To be sure, any Eve can discover if Mallory is lying by sending Mallory some other plaintext, asking Mallory to encrypt it using Bob’s private key, then send the corresponding ciphertext back to that Eve. Which Eve can then try decypting it using Bob’s public key. If that succeeds to return the sample plaintext Eve supplied, Mallory has proven, at least to that one Eve’s satisfaction, that Mallory has Bob’s private key.

But what if Mallory refuses to play along? “I, Mallory, have Bob’s private key and you must just take my word for it. I’ve shown you all that I can decrypt a message, that should be good enough. Neener neener!” The Eves (any or all) have no way to prove or disprove Mallory’s contention.

At least not that I can see. IANA professional at this.

Having a crib, like a large proportion of messages starting with the same known text, makes it much easier to crack an Enigma message. It does not make it any easier at all to crack an RSA message. The fact that this makes Enigma easier to crack, but does not make other encryption schemes easier to crack, absolutely is a vulnerability for Enigma compared to those other schemes.

The Eves can verify that Mallory’s plaintext maps to the original cypher - so they can confirm that it was a correct decryption - and they could continue to do that with any future texts that Mallory claims to have decrypted.

If Mallory can successfully continue to decrypt each text from Bob then, at some point, the question of whether they’re doing it by using the private key, having a camera hidden in his room, or exploiting a flaw in the encryption algorithm all becomes a bit moot. That said, until Mallory cooperates in proving that they can decrypt any arbitrary text, there’s the risk that they are using a camera and will lose connection to it at some point in the future. The Eves will need to verify every text that Mallory gives them, even after they’re long-since confident that Mallory has the goods.

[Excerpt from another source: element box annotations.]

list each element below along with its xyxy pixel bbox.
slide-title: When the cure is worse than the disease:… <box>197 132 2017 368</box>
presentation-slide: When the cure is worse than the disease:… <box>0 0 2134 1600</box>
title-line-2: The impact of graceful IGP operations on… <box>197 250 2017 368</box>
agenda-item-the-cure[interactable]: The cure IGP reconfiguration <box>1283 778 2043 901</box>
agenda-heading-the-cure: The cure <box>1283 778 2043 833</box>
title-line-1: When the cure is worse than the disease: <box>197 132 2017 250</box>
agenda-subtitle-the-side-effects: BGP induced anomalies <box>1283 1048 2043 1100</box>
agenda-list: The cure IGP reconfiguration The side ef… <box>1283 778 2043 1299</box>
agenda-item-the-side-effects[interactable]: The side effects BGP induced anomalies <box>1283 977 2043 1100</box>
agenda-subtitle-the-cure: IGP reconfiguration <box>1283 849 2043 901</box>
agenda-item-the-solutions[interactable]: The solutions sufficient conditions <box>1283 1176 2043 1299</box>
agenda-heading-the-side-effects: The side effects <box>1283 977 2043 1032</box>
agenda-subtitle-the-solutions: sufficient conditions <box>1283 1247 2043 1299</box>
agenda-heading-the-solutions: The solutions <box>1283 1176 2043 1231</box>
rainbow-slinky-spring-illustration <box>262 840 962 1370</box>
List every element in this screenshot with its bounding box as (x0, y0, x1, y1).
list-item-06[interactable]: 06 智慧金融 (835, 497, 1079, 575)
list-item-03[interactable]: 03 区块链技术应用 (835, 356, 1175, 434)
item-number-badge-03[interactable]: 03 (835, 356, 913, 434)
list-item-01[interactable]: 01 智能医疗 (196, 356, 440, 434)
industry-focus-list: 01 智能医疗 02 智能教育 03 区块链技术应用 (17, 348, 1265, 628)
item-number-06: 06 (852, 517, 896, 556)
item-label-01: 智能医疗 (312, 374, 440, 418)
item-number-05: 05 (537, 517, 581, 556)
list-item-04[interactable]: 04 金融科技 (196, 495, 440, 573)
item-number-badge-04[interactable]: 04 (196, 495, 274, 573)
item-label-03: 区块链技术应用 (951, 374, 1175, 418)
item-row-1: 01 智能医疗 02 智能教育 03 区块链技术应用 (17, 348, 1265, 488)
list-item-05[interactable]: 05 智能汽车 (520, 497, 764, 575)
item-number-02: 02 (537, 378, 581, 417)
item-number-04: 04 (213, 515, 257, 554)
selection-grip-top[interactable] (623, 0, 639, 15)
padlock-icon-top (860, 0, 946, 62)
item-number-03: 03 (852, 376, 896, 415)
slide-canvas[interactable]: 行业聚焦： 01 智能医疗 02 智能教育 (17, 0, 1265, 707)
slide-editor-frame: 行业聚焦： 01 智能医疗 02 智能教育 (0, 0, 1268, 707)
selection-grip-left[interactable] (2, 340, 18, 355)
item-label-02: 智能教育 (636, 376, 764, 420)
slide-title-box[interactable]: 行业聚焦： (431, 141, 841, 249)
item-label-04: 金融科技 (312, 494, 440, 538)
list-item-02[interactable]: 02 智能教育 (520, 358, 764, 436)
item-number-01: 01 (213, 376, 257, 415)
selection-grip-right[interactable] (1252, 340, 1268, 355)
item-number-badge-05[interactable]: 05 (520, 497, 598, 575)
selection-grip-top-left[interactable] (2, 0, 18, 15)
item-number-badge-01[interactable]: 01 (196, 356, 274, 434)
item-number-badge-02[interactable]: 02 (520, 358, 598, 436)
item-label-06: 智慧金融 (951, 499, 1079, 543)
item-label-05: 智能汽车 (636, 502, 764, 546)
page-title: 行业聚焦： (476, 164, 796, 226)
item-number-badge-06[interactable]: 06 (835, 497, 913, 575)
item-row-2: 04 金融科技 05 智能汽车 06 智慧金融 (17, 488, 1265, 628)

Then again, that verification is fairly simple. And even if Mallory did prove that she had the private key, you’d still want to verify all of her claims.

The idea that comparing the original encrypted file to a file redoing the encryption from an identical plain-text will show that the 2 sources were the same is fine. But never mind salting/padding, timestamps are often used by encryption tools. In this case you would gave to redo the encryption on a system set to exactly the same date and time as the original event. That might present some issues.

If you knew what that time was, as Mallory presumably does, that would be trivial.

I said “might”, would depend on the encryption system used. If an external timestamp server is used, then not trivial.
Even if using the system time, spoofing the exact time could be challenging for all or any of the “Eves”.

Suppose that the timestamps are kept to millisecond precision, and suppose that you can determine the timestamp to within a precision of an hour. That leaves only a few million possibilities to try and see which one works, which for encryption purposes, isn’t all that much. If you want something like this, you’d be much better served by using some sort of true random number generator. Which is expensive, computationally speaking, but ultimately any encryption scheme absolutely depends on having good random numbers, so you’d have to have one anyway. And the amount of randomness needed is certainly achievable: Rolling an ordinary six-sided die 16 times would give you several trillion possibilities, much more difficult to brute-force.

Another option for proof is for the Eves to encrypt their own message using Bob’s public key, and have Mallory successfully decrypt it.